I’m studying convolutional networks, and to check my understanding I compared the output of a single convolutional layer with the result produced by the function “correlated2d” from the scipy library. Both results are the same, however, the Pytorch documentation describes the output of a 2D convolution as

image

so, because of the order of the cross-correlation operator described above, shouldn’t the result be a flipped version of what I got?

My code:

import numpy as np
import torch
import torch.nn as nn
import scipy


kernel = torch.from_numpy(
    np.array(
        [[[[ 1, 0, -1], 
           [ 0, 0,  0], 
           [-2, 0,  1]]]]
    )
).float()

input_data = torch.from_numpy(
    np.array(
        [[[1, 2, 3, 4, 5],
          [6, 7, 8, 9, 1],
          [2, 3, 4, 5, 6],
          [7, 8, 9, 1, 2],
          [3, 4, 5, 6, 7]]]
    )
).float()

conv2d = nn.Conv2d(
    in_channels=1,
    out_channels=1,
    kernel_size=3,
    padding=0,
    stride=1,
    padding_mode="zeros",
    bias=False,
)
conv2d.weight = nn.Parameter(kernel)

print(conv2d(input_data))

print(scipy.signal.correlate2d(
    input_data.squeeze(0), 
    kernel.squeeze(0).squeeze(0), 
    mode="valid"
))

Results:

tensor([[[ -2.,  -3.,  -4.],
         [ -7., -17.,  -9.],
         [ -3.,  -4.,  -5.]]], grad_fn=<SqueezeBackward1>)


[[ -2.  -3.  -4.]
 [ -7. -17.  -9.]
 [ -3.  -4.  -5.]]

Expected result:

print(scipy.signal.correlate2d(
    kernel.squeeze(0).squeeze(0), 
    input_data.squeeze(0), 
    mode="valid"
))

array([[ -5.,  -4.,  -3.],
       [ -9., -17.,  -7.],
       [ -4.,  -3.,  -2.]], dtype=float32)

That indeed looks strange, but I cannot reproduce that behavior on my system.
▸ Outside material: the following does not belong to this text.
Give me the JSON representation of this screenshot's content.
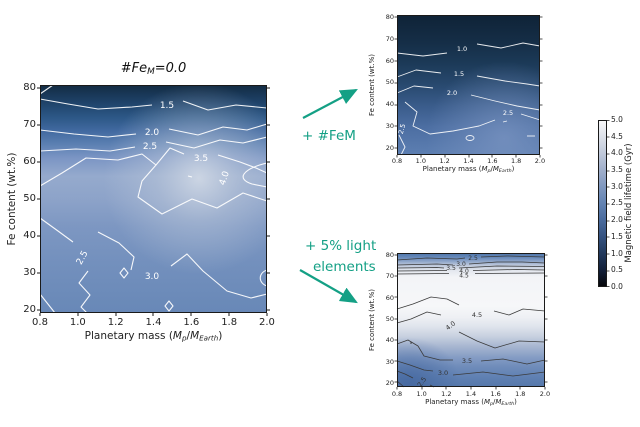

In order to run your script, I had to modify the scipy import slightly, but this is what I used:

import numpy as np
import torch
import torch.nn as nn
import scipy.signal

print(scipy.__version__)
print(torch.__version__)


kernel = torch.from_numpy(
    np.array(
        [[[[ 1, 0, -1],
           [ 0, 0,  0],
           [-2, 0,  1]]]]
    )
).float()

input_data = torch.from_numpy(
    np.array(
        [[[1, 2, 3, 4, 5],
          [6, 7, 8, 9, 1],
          [2, 3, 4, 5, 6],
          [7, 8, 9, 1, 2],
          [3, 4, 5, 6, 7]]]
    )
).float()

conv2d = nn.Conv2d(
    in_channels=1,
    out_channels=1,
    kernel_size=3,
    padding=0,
    stride=1,
    padding_mode="zeros",
    bias=False,
)
conv2d.weight = nn.Parameter(kernel)

print(conv2d(input_data))

print(scipy.signal.correlate2d(
    input_data.squeeze(0),
    kernel.squeeze(0).squeeze(0),
    mode="valid"
))

I got:

1.6.3
1.14.0a0+410ce96
tensor([[[ -2.,  -3.,  -4.],
         [ -7., -17.,  -9.],
         [ -3.,  -4.,  -5.]]], grad_fn=<SqueezeBackward1>)
[[ -2.  -3.  -4.]
 [ -7. -17.  -9.]
 [ -3.  -4.  -5.]]